Earlier this year, Serena Williams made headlines for her fiery outburst at an umpire during her US Open final loss to Naomi Osaka.

Williams was seen visibly frustrated at umpire, Carlos Ramos, after the Portuguese penalised her for 'coaching' due to a gesture made by her coach, Patrick Mouratoglou.

Mouratoglou confirmed he had been coaching, but said Serena hadn't seen him doing so. Williams, herself, then re-iterated she hadn't received any tactics from courtside and insisted she would "never cheat to win and would rather lose."

She was then fined $17,000 and docked a game for verbal abuse and had a point penalty for racquet smashing after calling Ramos a 'liar' and a 'thief'.

Several months later, after being announced as GQ's 'Woman of the Year', Williams has shed some light on the incident.

She told GQ: "I think a person can be a little bit more sensitive to anything in that moment.

"You know, it becomes a trigger moment. When you go through a really extreme ordeal not once, not twice, not three times, it becomes a trigger moment.

Williams said she now feels remorseful about the incident.

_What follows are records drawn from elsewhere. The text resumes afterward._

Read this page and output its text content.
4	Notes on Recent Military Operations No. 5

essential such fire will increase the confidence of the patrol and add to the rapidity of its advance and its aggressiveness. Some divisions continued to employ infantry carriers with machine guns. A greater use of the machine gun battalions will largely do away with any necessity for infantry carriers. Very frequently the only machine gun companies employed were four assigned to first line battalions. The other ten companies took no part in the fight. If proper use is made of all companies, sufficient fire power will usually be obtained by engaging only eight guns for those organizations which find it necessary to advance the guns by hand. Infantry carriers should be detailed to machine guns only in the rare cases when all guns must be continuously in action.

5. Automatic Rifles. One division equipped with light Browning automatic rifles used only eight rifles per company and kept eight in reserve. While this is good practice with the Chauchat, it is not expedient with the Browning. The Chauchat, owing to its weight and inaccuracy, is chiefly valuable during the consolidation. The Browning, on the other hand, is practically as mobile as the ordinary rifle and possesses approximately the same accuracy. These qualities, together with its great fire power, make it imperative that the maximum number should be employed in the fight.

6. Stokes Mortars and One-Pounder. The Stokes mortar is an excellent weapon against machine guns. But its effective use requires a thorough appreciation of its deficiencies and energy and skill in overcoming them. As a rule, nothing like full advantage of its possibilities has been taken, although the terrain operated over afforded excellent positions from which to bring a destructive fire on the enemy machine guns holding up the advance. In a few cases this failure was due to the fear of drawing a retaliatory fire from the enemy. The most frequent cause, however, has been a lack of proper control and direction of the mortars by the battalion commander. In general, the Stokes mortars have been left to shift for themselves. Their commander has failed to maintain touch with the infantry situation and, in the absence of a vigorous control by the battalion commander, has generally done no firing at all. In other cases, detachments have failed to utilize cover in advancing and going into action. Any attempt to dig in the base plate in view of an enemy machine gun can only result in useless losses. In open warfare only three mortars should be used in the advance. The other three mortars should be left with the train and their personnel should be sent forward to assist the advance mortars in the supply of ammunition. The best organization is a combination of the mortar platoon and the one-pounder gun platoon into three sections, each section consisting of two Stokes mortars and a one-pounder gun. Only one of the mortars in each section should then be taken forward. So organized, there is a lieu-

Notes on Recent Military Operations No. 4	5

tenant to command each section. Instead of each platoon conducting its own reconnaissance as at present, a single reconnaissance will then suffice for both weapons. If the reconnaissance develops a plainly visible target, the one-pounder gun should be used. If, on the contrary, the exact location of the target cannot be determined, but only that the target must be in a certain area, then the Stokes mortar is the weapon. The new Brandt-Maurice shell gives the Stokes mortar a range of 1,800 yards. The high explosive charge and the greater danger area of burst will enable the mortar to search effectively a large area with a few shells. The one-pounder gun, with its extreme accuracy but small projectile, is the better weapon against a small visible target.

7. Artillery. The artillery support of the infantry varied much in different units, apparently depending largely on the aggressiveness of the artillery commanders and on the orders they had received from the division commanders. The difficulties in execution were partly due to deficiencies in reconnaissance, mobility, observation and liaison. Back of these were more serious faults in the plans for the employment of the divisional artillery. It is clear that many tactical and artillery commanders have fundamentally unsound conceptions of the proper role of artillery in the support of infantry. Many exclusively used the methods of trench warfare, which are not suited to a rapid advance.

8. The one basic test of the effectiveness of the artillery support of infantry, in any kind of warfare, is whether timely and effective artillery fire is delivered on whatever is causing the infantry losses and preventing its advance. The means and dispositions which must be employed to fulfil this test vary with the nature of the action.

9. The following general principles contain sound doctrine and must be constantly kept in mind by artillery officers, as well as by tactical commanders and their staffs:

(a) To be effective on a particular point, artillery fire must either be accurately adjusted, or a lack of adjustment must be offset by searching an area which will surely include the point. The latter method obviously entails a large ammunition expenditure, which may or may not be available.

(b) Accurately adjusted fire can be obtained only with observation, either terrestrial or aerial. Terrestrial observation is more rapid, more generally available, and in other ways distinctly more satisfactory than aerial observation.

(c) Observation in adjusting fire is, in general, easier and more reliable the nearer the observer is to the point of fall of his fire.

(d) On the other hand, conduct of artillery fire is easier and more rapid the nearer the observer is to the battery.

However, she also claimed her gender and ethnicity were the reasons she was treated unfairly.

The 23-time Grand Slam winner also compared her case to Judge Brett Kavanaugh, who was in a teary-eyed rage when up for US Supreme Court nomination.

She continued: "You do some research on how black women are treated if they're angry, as opposed to white women, white men, black men. It is bottom of the bottom of the totem pole.

"Kavanaugh's a white man. I'm a black woman. His limit is higher. My limit is way lower. And that where we stand right now in this world.

"If you don't believe anything I say, just look at those two examples."